The Spencer regexp engine is shared between Postgres and TCL.
Here is a link to the internal doc of the engine at Postgres: http://git.postgresql.org/gitweb/?p=postgresql.git;a=blob_plain;f=src/backend/regex/README;hb=HEAD
Another engine of interest is IMHO Google's re2:
- See https://github.com/google/re2
- BSD license
- Full unicode range (not just BMP)
- On the negative side, C++.
- Article series on RE engines by the author, https://swtch.com/~rsc/regexp/regexp3.html (link to last in the series, has links to the others)

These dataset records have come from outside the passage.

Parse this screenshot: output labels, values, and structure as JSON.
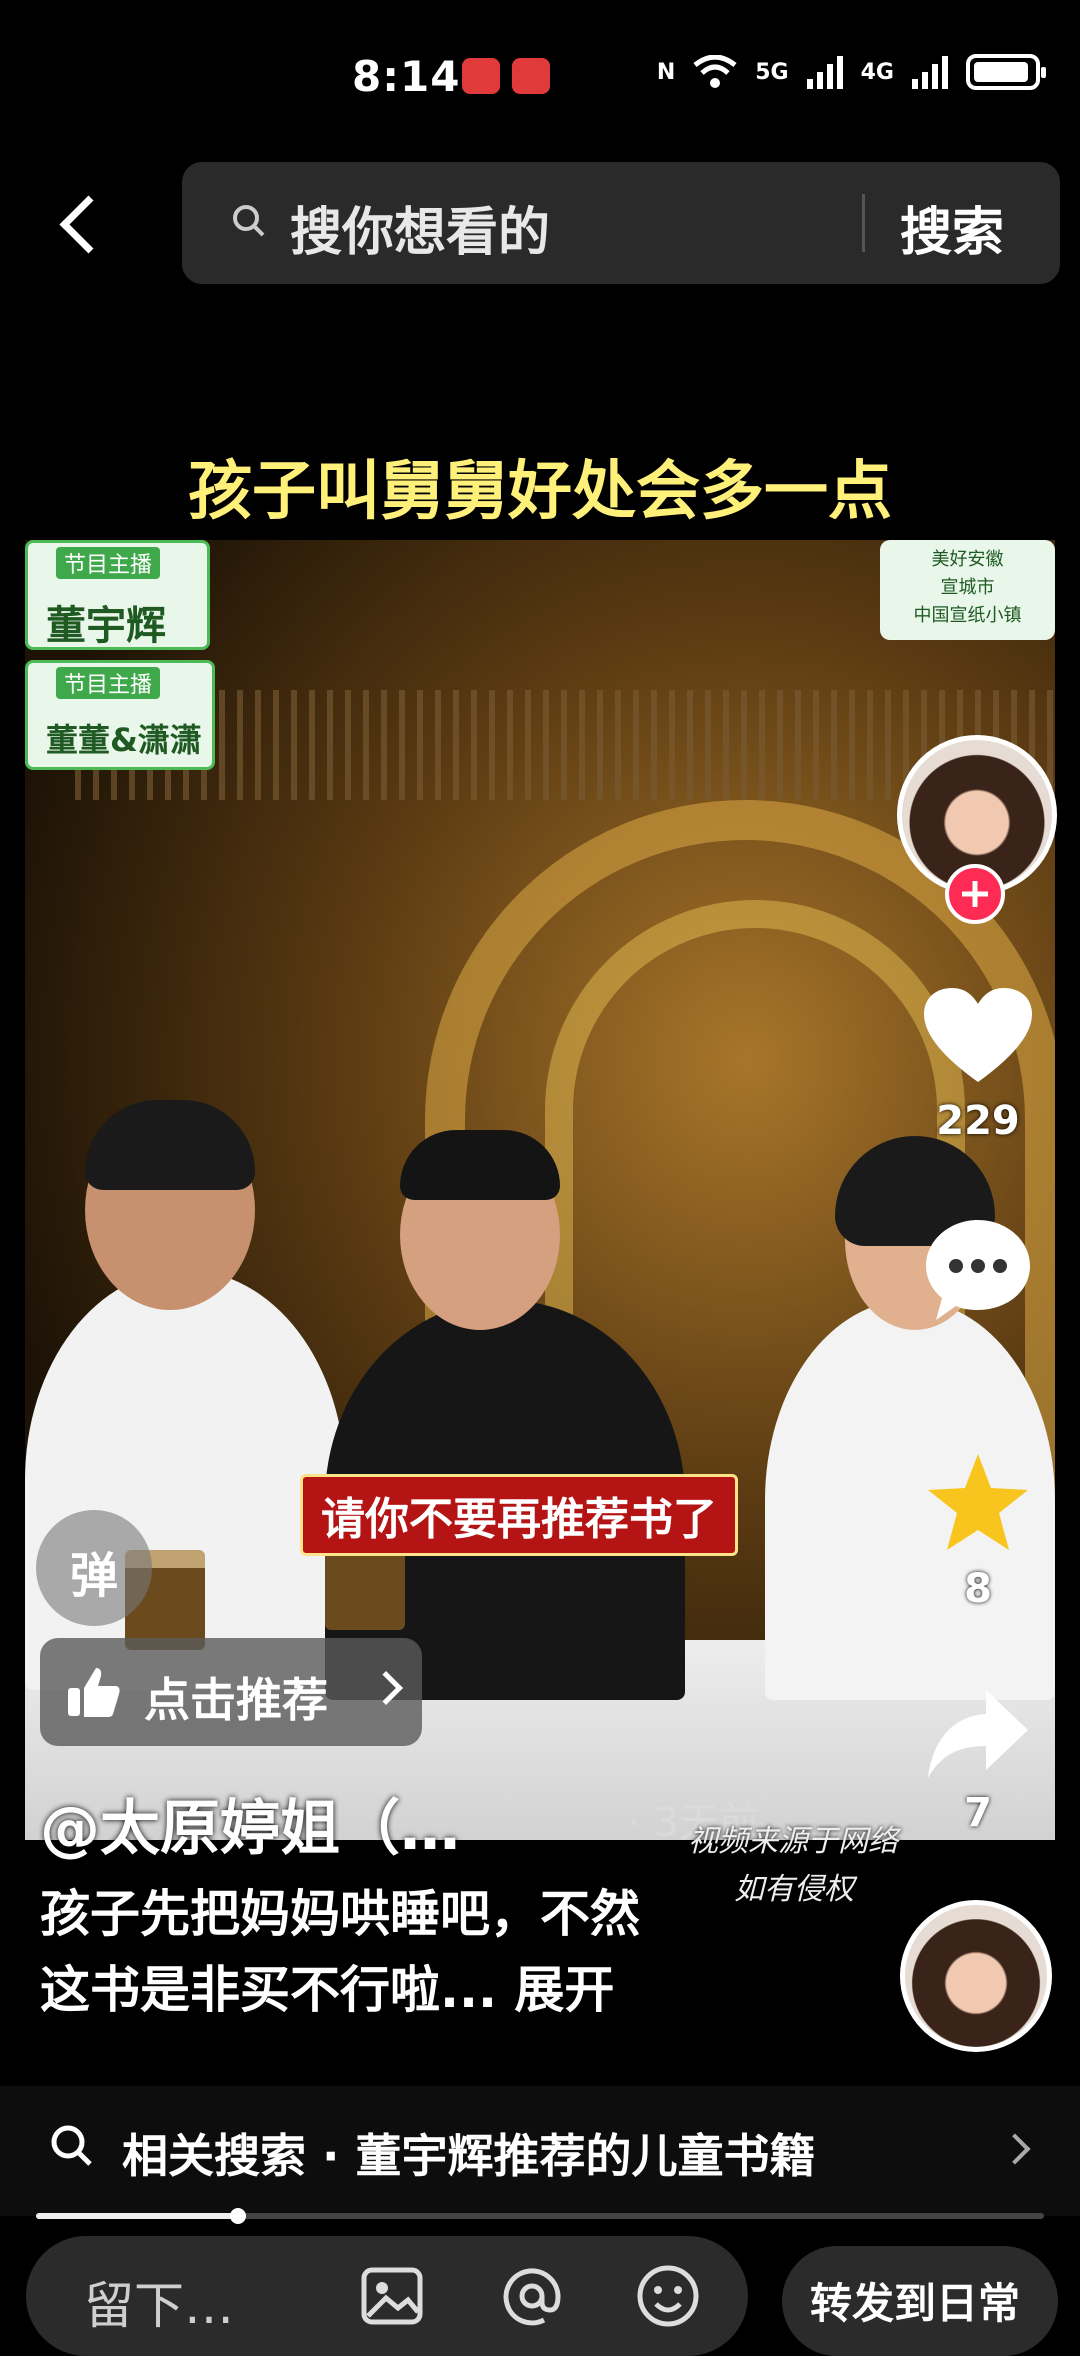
{
  "status_bar": {
    "time": "8:14",
    "network_1": "5G",
    "network_2": "4G"
  },
  "search": {
    "placeholder": "搜你想看的",
    "button": "搜索"
  },
  "video": {
    "top_caption": "孩子叫舅舅好处会多一点",
    "host_tag_1_label": "节目主播",
    "host_tag_1_name": "董宇辉",
    "host_tag_2_label": "节目主播",
    "host_tag_2_name": "董董&潇潇",
    "location_tag": [
      "美好安徽",
      "宣城市",
      "中国宣纸小镇"
    ],
    "subtitle": "请你不要再推荐书了"
  },
  "overlay": {
    "danmu_label": "弹",
    "recommend_label": "点击推荐"
  },
  "rail": {
    "like_count": "229",
    "favorite_count": "8",
    "share_count": "7"
  },
  "post": {
    "author": "@太原婷姐（…",
    "time_ago": "· 3天前",
    "source_note_1": "视频来源于网络",
    "source_note_2": "如有侵权",
    "description_1": "孩子先把妈妈哄睡吧，不然",
    "description_2": "这书是非买不行啦...",
    "expand": "展开"
  },
  "related": {
    "text": "相关搜索 · 董宇辉推荐的儿童书籍"
  },
  "playback": {
    "progress": 0.2
  },
  "comment_bar": {
    "placeholder": "留下…",
    "share_label": "转发到日常"
  },
  "colors": {
    "follow": "#fe2c55",
    "like": "#ffffff",
    "favorite": "#f7c51e"
  }
}
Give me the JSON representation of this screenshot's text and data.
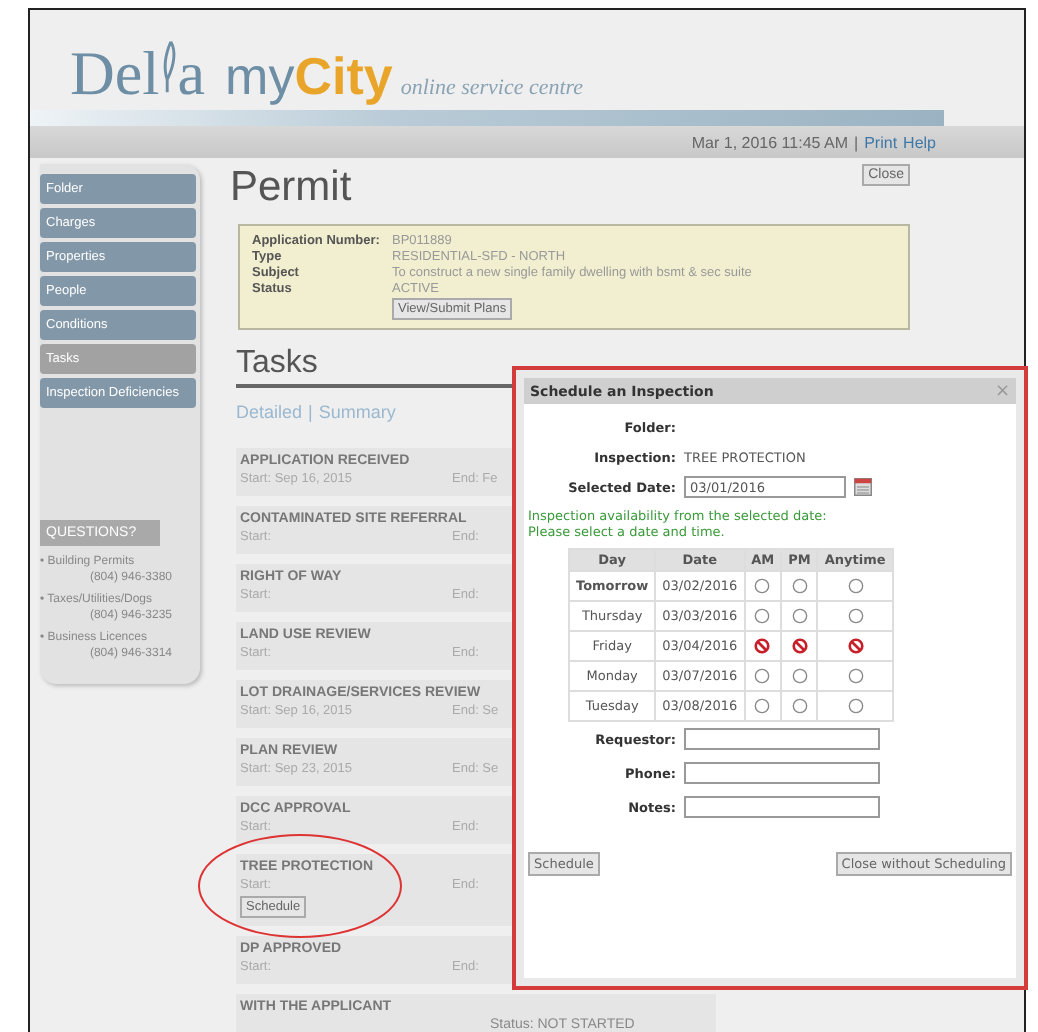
{
  "header": {
    "logo_start": "Del",
    "logo_end": "a",
    "logo_my": "my",
    "logo_city": "City",
    "tagline": "online service centre"
  },
  "datebar": {
    "datetime": "Mar 1, 2016 11:45 AM",
    "separator": "|",
    "links": [
      "Print",
      "Help"
    ]
  },
  "sidebar": {
    "items": [
      {
        "label": "Folder",
        "selected": false
      },
      {
        "label": "Charges",
        "selected": false
      },
      {
        "label": "Properties",
        "selected": false
      },
      {
        "label": "People",
        "selected": false
      },
      {
        "label": "Conditions",
        "selected": false
      },
      {
        "label": "Tasks",
        "selected": true
      },
      {
        "label": "Inspection Deficiencies",
        "selected": false
      }
    ],
    "questions": {
      "heading": "QUESTIONS?",
      "contacts": [
        {
          "label": "• Building Permits",
          "phone": "(804) 946-3380"
        },
        {
          "label": "• Taxes/Utilities/Dogs",
          "phone": "(804) 946-3235"
        },
        {
          "label": "• Business Licences",
          "phone": "(804) 946-3314"
        }
      ]
    }
  },
  "permit": {
    "title": "Permit",
    "close": "Close",
    "details": [
      {
        "label": "Application Number:",
        "value": "BP011889"
      },
      {
        "label": "Type",
        "value": "RESIDENTIAL-SFD - NORTH"
      },
      {
        "label": "Subject",
        "value": "To construct a new single family dwelling with bsmt & sec suite"
      },
      {
        "label": "Status",
        "value": "ACTIVE"
      }
    ],
    "plans_button": "View/Submit Plans"
  },
  "tasks": {
    "heading": "Tasks",
    "views": [
      "Detailed",
      "Summary"
    ],
    "view_separator": "|",
    "rows": [
      {
        "name": "APPLICATION RECEIVED",
        "start": "Start: Sep 16, 2015",
        "end": "End: Fe"
      },
      {
        "name": "CONTAMINATED SITE REFERRAL",
        "start": "Start:",
        "end": "End:"
      },
      {
        "name": "RIGHT OF WAY",
        "start": "Start:",
        "end": "End:"
      },
      {
        "name": "LAND USE REVIEW",
        "start": "Start:",
        "end": "End:"
      },
      {
        "name": "LOT DRAINAGE/SERVICES REVIEW",
        "start": "Start: Sep 16, 2015",
        "end": "End: Se"
      },
      {
        "name": "PLAN REVIEW",
        "start": "Start: Sep 23, 2015",
        "end": "End: Se"
      },
      {
        "name": "DCC APPROVAL",
        "start": "Start:",
        "end": "End:"
      },
      {
        "name": "TREE PROTECTION",
        "start": "Start:",
        "end": "End:",
        "action": "Schedule"
      },
      {
        "name": "DP APPROVED",
        "start": "Start:",
        "end": "End:"
      },
      {
        "name": "WITH THE APPLICANT",
        "status": "Status: NOT STARTED"
      }
    ]
  },
  "dialog": {
    "title": "Schedule an Inspection",
    "close": "×",
    "folder_label": "Folder:",
    "inspection_label": "Inspection:",
    "inspection_value": "TREE PROTECTION",
    "date_label": "Selected Date:",
    "date_value": "03/01/2016",
    "notice": [
      "Inspection availability from the selected date:",
      "Please select a date and time."
    ],
    "columns": [
      "Day",
      "Date",
      "AM",
      "PM",
      "Anytime"
    ],
    "rows": [
      {
        "day": "Tomorrow",
        "emphasized": true,
        "date": "03/02/2016",
        "slots": [
          {
            "available": true
          },
          {
            "available": true
          },
          {
            "available": true
          }
        ]
      },
      {
        "day": "Thursday",
        "emphasized": false,
        "date": "03/03/2016",
        "slots": [
          {
            "available": true
          },
          {
            "available": true
          },
          {
            "available": true
          }
        ]
      },
      {
        "day": "Friday",
        "emphasized": false,
        "date": "03/04/2016",
        "slots": [
          {
            "available": false
          },
          {
            "available": false
          },
          {
            "available": false
          }
        ]
      },
      {
        "day": "Monday",
        "emphasized": false,
        "date": "03/07/2016",
        "slots": [
          {
            "available": true
          },
          {
            "available": true
          },
          {
            "available": true
          }
        ]
      },
      {
        "day": "Tuesday",
        "emphasized": false,
        "date": "03/08/2016",
        "slots": [
          {
            "available": true
          },
          {
            "available": true
          },
          {
            "available": true
          }
        ]
      }
    ],
    "fields": [
      "Requestor:",
      "Phone:",
      "Notes:"
    ],
    "schedule_button": "Schedule",
    "cancel_button": "Close without Scheduling"
  }
}
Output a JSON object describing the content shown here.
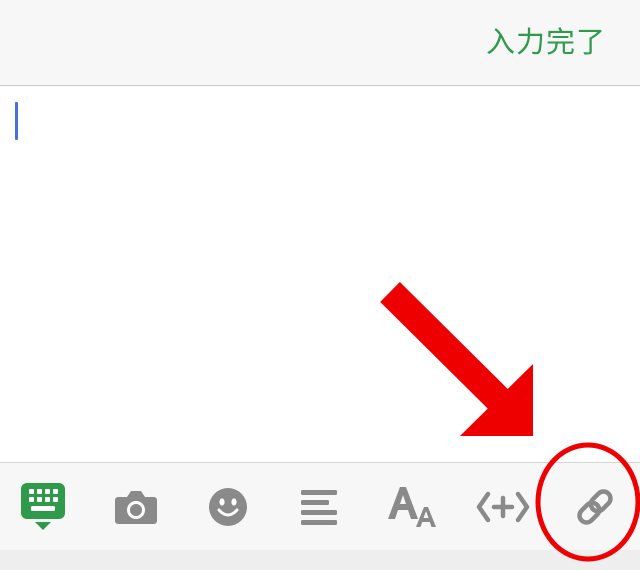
{
  "header": {
    "done_label": "入力完了"
  },
  "colors": {
    "accent_green": "#2e9a4a",
    "caret_blue": "#4a72d6",
    "icon_gray": "#8a8a8a",
    "annotation_red": "#ee0000"
  },
  "toolbar": {
    "items": [
      {
        "icon": "keyboard-icon",
        "active": true
      },
      {
        "icon": "camera-icon",
        "active": false
      },
      {
        "icon": "emoji-icon",
        "active": false
      },
      {
        "icon": "align-icon",
        "active": false
      },
      {
        "icon": "font-size-icon",
        "active": false
      },
      {
        "icon": "insert-code-icon",
        "active": false
      },
      {
        "icon": "link-icon",
        "active": false
      }
    ]
  },
  "annotation": {
    "type": "red arrow and circle highlighting link-icon"
  }
}
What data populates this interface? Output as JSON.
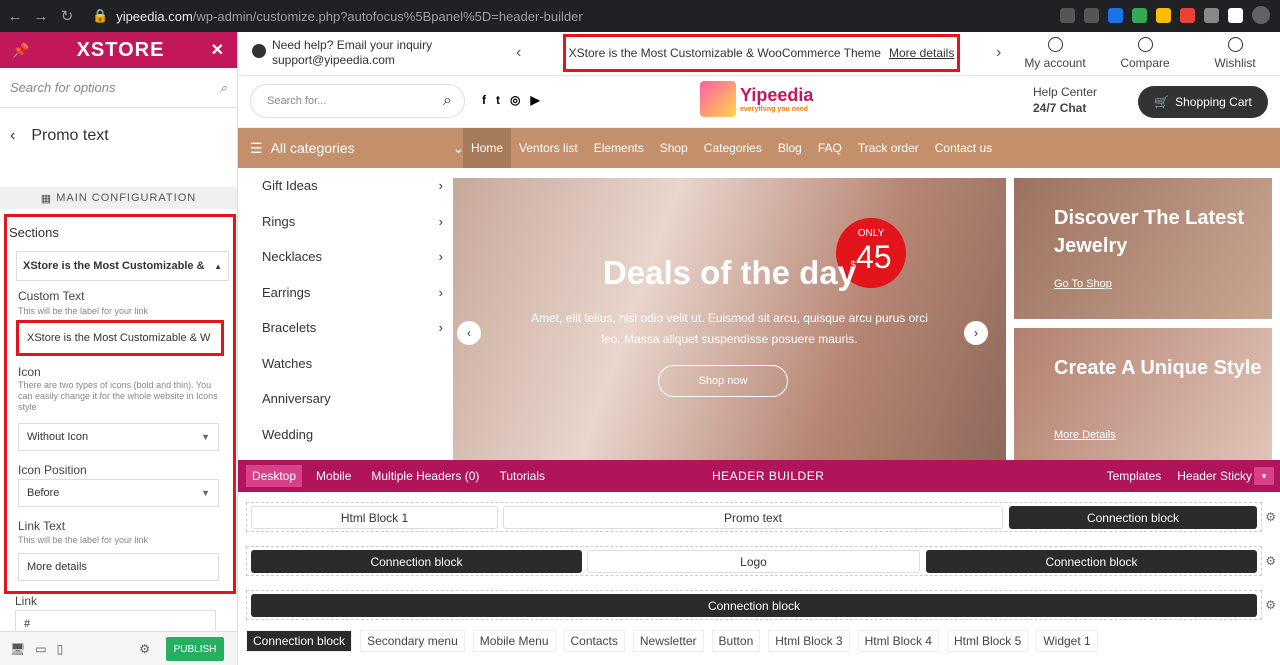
{
  "browser": {
    "url_host": "yipeedia.com",
    "url_path": "/wp-admin/customize.php?autofocus%5Bpanel%5D=header-builder"
  },
  "sidebar": {
    "brand": "XSTORE",
    "search_placeholder": "Search for options",
    "back_title": "Promo text",
    "main_config": "MAIN CONFIGURATION",
    "sections_label": "Sections",
    "accordion_title": "XStore is the Most Customizable &",
    "custom_text_label": "Custom Text",
    "custom_text_hint": "This will be the label for your link",
    "custom_text_value": "XStore is the Most Customizable & W",
    "icon_label": "Icon",
    "icon_hint": "There are two types of icons (bold and thin). You can easily change it for the whole website in Icons style",
    "icon_value": "Without Icon",
    "icon_position_label": "Icon Position",
    "icon_position_value": "Before",
    "link_text_label": "Link Text",
    "link_text_hint": "This will be the label for your link",
    "link_text_value": "More details",
    "link_label": "Link",
    "link_value": "#",
    "publish": "PUBLISH"
  },
  "preview": {
    "help_line1": "Need help? Email your inquiry",
    "help_line2": "support@yipeedia.com",
    "promo_text": "XStore is the Most Customizable & WooCommerce Theme",
    "promo_link": "More details",
    "tools": [
      "My account",
      "Compare",
      "Wishlist"
    ],
    "search_placeholder": "Search for...",
    "logo_title": "Yipeedia",
    "logo_sub": "everything you need",
    "help_center": "Help Center",
    "chat": "24/7 Chat",
    "cart": "Shopping Cart",
    "cart_count": "0",
    "all_categories": "All categories",
    "nav": [
      "Home",
      "Ventors list",
      "Elements",
      "Shop",
      "Categories",
      "Blog",
      "FAQ",
      "Track order",
      "Contact us"
    ],
    "categories": [
      "Gift Ideas",
      "Rings",
      "Necklaces",
      "Earrings",
      "Bracelets",
      "Watches",
      "Anniversary",
      "Wedding"
    ],
    "hero_title": "Deals of the day",
    "hero_text": "Amet, elit tellus, nisi odio velit ut. Euismod sit arcu, quisque arcu purus orci leo. Massa aliquet suspendisse posuere mauris.",
    "hero_button": "Shop now",
    "badge_only": "ONLY",
    "badge_price": "45",
    "badge_currency": "$",
    "side1_title": "Discover The Latest Jewelry",
    "side1_link": "Go To Shop",
    "side2_title": "Create A Unique Style",
    "side2_link": "More Details"
  },
  "builder": {
    "tabs": [
      "Desktop",
      "Mobile",
      "Multiple Headers (0)",
      "Tutorials"
    ],
    "title": "HEADER BUILDER",
    "right": [
      "Templates",
      "Header Sticky"
    ],
    "row1": [
      "Html Block 1",
      "Promo text",
      "Connection block"
    ],
    "row2": [
      "Connection block",
      "Logo",
      "Connection block"
    ],
    "row3": [
      "Connection block"
    ],
    "items": [
      "Connection block",
      "Secondary menu",
      "Mobile Menu",
      "Contacts",
      "Newsletter",
      "Button",
      "Html Block 3",
      "Html Block 4",
      "Html Block 5",
      "Widget 1"
    ]
  }
}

- An interesting point made in that last article: Support of unicode in the UTF-8 domain by matching bytes, not characters, and integrating UTF-8 decoding into the automaton. This also handles character classes by making them a simple alternation of the characters in the class and optimizing the automaton (merging constant prefixes and suffixes). Examples in the article, with pictures. I came across this again when reading a blog article about ripgrep (grep written in the Rust language). Had some other interesting ideas as well, like extraction of fixed sub-strings (prefix, suffix, inside, multiple) with fast search (SIMD Aho-Corasick derivative) for these, as a means of reducing the candidate locations where to try the full regexp. We do have something like that in Expect, with fast-matching *gate-keeper* glob patterns, although we don't do the SIMD thing.